All you've done is shift heat away from a resistor, which is less sensitive to heat-induced damage, to the transistor, which is much less resilient.

Also, your numbers make no sense. A Vbe of 1.3 V (which comes from 19 V - 17.7 kΩ*1 mA) should put the transistor in deep saturation. Yet your Vce of 15.8 V puts it way into the active region. Where did these numbers come from?

This is actually a VERY bad way to try to drive your LED. It has no reasonable control over the current and will result in huge deviations from one device to another and as the parts heat up.

 

@xox: While it may not be what your main purpose was with this thread, if you would like to discuss ways to get 100 mA through the LED in a way that is pretty stable over temperature, device variation, and supply voltage, as well as considering where heat is dissipated, that might be a useful discussion for you. There are lots of ways to go about it, both linear and non-linear, and different participants can offer and discuss the pros and cons of different approaches.

But, it's your thread, so let us know where you would like it to go.

 

And the transistor dissipates heat from both the base and collector currents (assuming your values are valid):


Ptran = Vbe*Ib + Vce*Ic = (1.3 V)(1 mA) + (15.8 V)(103.3 mA) = 1.3 mW + 1632.1 mW = 1.633 W


All you've done is shift heat away from a resistor, which is less sensitive to heat-induced damage, to the transistor, which is much less resilient.

....

This is actually a VERY bad way to try to drive your LED. It has no reasonable control over the current and will result in huge deviations from one device to another and as the parts heat up.

In hindsight I can't believe I overlooked that. When the thought first occurred to me, I got a little carried away by the idea that this might be a way to cut down on power dissipation in certain circumstances.

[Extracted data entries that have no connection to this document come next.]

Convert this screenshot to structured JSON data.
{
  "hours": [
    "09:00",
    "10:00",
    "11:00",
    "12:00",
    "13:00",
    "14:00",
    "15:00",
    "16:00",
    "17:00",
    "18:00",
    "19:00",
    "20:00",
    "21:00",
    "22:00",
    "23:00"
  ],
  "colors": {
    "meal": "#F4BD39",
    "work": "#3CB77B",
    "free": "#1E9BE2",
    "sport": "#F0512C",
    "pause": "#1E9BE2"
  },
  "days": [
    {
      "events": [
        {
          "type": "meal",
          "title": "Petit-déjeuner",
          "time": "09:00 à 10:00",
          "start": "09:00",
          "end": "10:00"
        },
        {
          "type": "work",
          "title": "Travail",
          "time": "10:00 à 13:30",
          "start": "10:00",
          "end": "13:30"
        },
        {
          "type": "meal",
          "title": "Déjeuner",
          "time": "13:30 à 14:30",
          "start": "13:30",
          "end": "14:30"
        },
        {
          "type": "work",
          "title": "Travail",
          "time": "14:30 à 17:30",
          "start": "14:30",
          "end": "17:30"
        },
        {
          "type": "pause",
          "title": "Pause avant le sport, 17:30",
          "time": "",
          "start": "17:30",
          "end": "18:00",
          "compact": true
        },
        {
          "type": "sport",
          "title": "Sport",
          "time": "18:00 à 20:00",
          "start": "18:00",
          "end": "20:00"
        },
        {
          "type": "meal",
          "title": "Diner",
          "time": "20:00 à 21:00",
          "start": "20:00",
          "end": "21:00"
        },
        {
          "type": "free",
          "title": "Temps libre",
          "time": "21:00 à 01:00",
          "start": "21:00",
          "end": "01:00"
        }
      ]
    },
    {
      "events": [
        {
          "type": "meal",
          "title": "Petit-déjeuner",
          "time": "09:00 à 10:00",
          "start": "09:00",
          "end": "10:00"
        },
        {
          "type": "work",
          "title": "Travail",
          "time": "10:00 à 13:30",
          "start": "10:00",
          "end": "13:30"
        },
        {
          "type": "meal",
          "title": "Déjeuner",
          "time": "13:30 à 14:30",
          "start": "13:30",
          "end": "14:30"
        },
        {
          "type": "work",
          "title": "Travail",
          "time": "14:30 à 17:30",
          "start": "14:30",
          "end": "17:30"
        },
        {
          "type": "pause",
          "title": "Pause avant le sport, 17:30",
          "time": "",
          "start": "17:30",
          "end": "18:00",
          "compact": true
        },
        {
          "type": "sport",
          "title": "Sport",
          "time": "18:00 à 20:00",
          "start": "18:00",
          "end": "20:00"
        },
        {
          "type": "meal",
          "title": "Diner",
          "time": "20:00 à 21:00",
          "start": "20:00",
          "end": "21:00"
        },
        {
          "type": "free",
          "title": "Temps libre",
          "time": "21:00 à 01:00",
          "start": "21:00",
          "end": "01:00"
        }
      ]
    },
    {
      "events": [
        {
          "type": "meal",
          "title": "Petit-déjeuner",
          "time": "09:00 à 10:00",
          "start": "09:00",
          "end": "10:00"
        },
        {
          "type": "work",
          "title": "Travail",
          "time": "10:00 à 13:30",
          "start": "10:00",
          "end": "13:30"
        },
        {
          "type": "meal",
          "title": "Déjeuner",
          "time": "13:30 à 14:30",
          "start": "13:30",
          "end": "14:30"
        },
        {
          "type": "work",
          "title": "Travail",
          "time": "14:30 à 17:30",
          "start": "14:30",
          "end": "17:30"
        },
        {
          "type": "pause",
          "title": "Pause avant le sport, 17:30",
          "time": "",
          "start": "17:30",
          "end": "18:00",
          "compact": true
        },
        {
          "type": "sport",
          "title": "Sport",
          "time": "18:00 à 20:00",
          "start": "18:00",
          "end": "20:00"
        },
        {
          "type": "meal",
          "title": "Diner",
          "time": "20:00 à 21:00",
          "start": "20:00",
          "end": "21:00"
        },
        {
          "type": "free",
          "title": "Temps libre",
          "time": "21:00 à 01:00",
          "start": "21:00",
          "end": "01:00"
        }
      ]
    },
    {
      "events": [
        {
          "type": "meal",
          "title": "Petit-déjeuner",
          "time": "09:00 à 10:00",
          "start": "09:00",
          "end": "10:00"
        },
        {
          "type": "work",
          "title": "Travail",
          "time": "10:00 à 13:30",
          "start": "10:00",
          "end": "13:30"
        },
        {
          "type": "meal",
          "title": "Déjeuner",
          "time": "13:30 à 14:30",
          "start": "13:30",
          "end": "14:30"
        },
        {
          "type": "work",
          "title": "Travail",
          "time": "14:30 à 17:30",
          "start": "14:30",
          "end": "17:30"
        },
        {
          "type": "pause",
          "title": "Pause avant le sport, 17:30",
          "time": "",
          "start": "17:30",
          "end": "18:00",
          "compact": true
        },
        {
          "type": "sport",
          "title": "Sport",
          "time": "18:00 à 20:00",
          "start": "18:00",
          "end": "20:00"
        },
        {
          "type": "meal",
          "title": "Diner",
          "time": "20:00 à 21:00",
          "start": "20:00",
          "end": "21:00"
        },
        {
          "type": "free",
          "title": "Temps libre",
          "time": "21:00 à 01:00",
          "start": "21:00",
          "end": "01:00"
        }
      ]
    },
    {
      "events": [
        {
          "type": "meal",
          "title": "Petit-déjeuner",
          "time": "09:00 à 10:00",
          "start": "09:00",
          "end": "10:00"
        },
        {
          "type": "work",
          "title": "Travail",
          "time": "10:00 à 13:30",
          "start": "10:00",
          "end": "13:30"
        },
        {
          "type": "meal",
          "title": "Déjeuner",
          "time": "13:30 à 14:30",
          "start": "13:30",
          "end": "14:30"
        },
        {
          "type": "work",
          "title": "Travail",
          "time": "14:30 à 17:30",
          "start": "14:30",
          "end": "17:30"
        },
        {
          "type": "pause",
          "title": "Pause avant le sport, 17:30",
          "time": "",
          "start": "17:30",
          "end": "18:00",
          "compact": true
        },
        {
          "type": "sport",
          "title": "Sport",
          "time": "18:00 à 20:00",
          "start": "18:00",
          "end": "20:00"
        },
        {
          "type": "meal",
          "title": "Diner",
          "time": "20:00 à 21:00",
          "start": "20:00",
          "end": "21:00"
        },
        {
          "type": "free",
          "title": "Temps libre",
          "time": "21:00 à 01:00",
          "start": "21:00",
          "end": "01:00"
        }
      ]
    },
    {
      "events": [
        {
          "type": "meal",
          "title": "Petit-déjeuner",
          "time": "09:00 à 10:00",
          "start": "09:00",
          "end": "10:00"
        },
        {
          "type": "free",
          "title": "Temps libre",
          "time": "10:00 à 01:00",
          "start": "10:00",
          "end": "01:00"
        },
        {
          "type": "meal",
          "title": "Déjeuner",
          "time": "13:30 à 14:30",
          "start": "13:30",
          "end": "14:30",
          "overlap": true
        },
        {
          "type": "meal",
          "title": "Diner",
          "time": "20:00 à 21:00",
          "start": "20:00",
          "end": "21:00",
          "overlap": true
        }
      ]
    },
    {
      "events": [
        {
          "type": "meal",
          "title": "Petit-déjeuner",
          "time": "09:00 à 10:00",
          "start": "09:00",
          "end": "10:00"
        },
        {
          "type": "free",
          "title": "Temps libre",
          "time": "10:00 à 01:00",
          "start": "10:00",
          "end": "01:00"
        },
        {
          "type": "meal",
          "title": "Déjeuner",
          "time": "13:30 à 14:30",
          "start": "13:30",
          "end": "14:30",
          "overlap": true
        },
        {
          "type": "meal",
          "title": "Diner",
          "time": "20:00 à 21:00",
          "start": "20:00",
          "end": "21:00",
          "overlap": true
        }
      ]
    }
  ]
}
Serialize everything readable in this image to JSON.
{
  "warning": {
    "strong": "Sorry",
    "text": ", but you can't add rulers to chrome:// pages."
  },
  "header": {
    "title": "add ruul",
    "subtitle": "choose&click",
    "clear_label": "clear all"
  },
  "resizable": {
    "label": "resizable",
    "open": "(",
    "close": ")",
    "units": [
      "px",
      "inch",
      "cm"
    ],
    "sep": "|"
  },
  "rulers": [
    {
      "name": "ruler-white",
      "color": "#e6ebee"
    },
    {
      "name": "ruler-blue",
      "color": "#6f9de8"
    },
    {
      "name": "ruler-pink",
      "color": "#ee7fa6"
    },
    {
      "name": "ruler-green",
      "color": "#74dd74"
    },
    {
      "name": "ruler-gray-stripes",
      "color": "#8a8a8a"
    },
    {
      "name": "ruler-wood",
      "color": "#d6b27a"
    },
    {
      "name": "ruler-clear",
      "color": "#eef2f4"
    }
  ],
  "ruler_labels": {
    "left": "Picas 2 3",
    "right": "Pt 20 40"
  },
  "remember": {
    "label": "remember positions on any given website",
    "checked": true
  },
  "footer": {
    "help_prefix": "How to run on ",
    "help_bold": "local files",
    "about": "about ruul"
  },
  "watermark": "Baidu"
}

I really could have thought that through better!

Also, your numbers make no sense. A Vbe of 1.3 V (which comes from 19 V - 17.7 kΩ*1 mA) should put the transistor in deep saturation. Yet your Vce of 15.8 V puts it way into the active region. Where did these numbers come from?

Yeah, the simulator I am using isn't the best. Something like LTSpice would be much more accurate, but unfortunately it doesn't play well with my Linux distro.

@xox: While it may not be what your main purpose was with this thread, if you would like to discuss ways to get 100 mA through the LED in a way that is pretty stable over temperature, device variation, and supply voltage, as well as considering where heat is dissipated, that might be a useful discussion for you. There are lots of ways to go about it, both linear and non-linear, and different participants can offer and discuss the pros and cons of different approaches.

Right, it was really more of an abstract question. I definitely wouldn't use something like that to power an actual LED! But I do wonder, using a regulating circuit to drop the voltage down near the forward-voltage of the LED would decrease the power dissipation significantly. Would that be a fairly optimal solution?

 

Right, it was really more of an abstract question. I definitely wouldn't use something like that to power an actual LED! But I do wonder, using a regulating circuit to drop the voltage down near the forward-voltage of the LED would decrease the power dissipation significantly. Would that be a fairly optimal solution?

Depends on how the voltage is dropped. If it is dropped by a linear circuit (including linear regulators), then there is NO savings at all, and mostly likely at least some increase in overall power consumption. You need some type of non-linear regulator, typically some kind of switch-mode regulator, to reduce the voltage. This is what @joeyd999 was referring to in his response.